Biomechanics
Single-molecule characterization of the redox regulation of Integrin αIIbβ3—ligand interactions
James Mandeville
Graduate Student
Umass Amherst
Northampton, Massachusetts, United States
Qian Mu, PhD
Graduate Student
Umass Amherst, United States
Yi Wu
Associate Professor
Sol Sherry Thrombosis Research Center, United States
X. Frank Zhang
Professor
University of Massachusetts Amherst, United States
Integrins are heterodimeric cell surface receptors, consisting of both an alpha (α) and a beta (β) subunit. The integrin αIIbβ3 plays an important role in transmembrane signaling as well as thrombosis and hemostasis. It is believed that the protein is regulated through redox reactions involving the 18 cystines that form the 9 disulfide bonds in the αIIb subunit. Of the 9 disulfide bonds, five have been found to be reduced by protein disulfide isomerase and play a direct role in platelet activation. While there is a general idea about how the regulation of these disulfide bonds functions within integrin αIIbβ3, the goal of this research is to understand the cystine redox regulatory mechanism that regulates the mechanical interaction strength between integrin αIIbβ3 and ligands at the single-molecule level.
Atomic force microscopy (AFM) was used to explore force interactions between integrin αIIbβ3 and fibrinogen, a plasma protein and one of the major ligands that interact with integrin αIIbβ3. The integrin was expressed on the surface of human embryonic kidney cells (HEK293) through the co-transfection of plasmids encoding αIIb and β3. Besides the wildtype (WT) αIIb and β3, a mutant αIIb (C515S), which disrupts the disulfide bond at C515 in αIIb and has been shown to enhance integrin-ligand interactions, was used to study the effect of integrin redox regulation. Integrin expression was confirmed by immunofluorescent staining of integrin αIIbβ3 specific antibodies. Human plasma-derived fibrinogen was covalently attached to AFM cantilevers (MLCT-Bio-DC: Bruker Nano), via heterobifunctional PEG linkers. In single-molecule force experiments, the fibrinogen-coated cantilevers were approached and retracted from the cell surface at a predefined speed. If integrin-fibrinogen binding occurs in cantilever-cell contact, the bonded complex(es) will rupture when the cantilever retracts.
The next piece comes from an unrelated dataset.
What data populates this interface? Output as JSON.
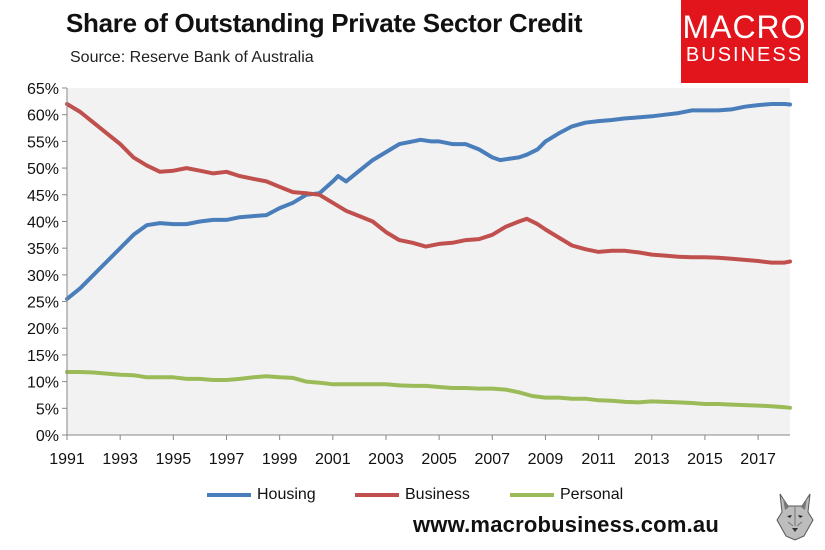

The unbinding forces between the fibrinogen and both the wild type and mutant integrin ɑIIꞵ3 were measured at various speeds using the force spectroscopy mode of a custom-built AFM. The data was processed using IGOR Pro software to extract the unbinding forces as a function of the loading rate of each unbinding event.
Single-molecule unbinding events were observed between AFM tip-bound fibrinogen and cell surface expressed integrins at a rate of approximately 20%, suggesting the vast majority of the unbinding events stemmed from single integrin-ligand interactions. The Bell-Evans model is applied to extract the force-dependent binding kinetics from the single-molecule data. The plot of the most-probable unbinding force as a function of the loading rate and its fit to the Bell-Evans model is shown in Figure A, which shows that the mutant integrin decreased the unbinding force at lower (< 1000 pN/s) rates but enhanced the unbinding forces at higher loading rates. Figure B shows a prediction of the dissociation rate as a function of pulling force for both the WT and mutant integrin. Significantly, the WT integrin shows lower dissociation rates (i.e., higher affinity) at low forces. However, when force is greater than approximately 50 pN, the affinity of the mutant integrin-ligand interaction becomes higher compared to the WT. Therefore, the comparison between WT and mutant integrins suggests the redox regulatory mechanism at the integrin αIIb subunit could make the integrin more force resistant. Additional experiments are required to further test this hypothesis by testing other disulfides in αIIb under various redox conditions.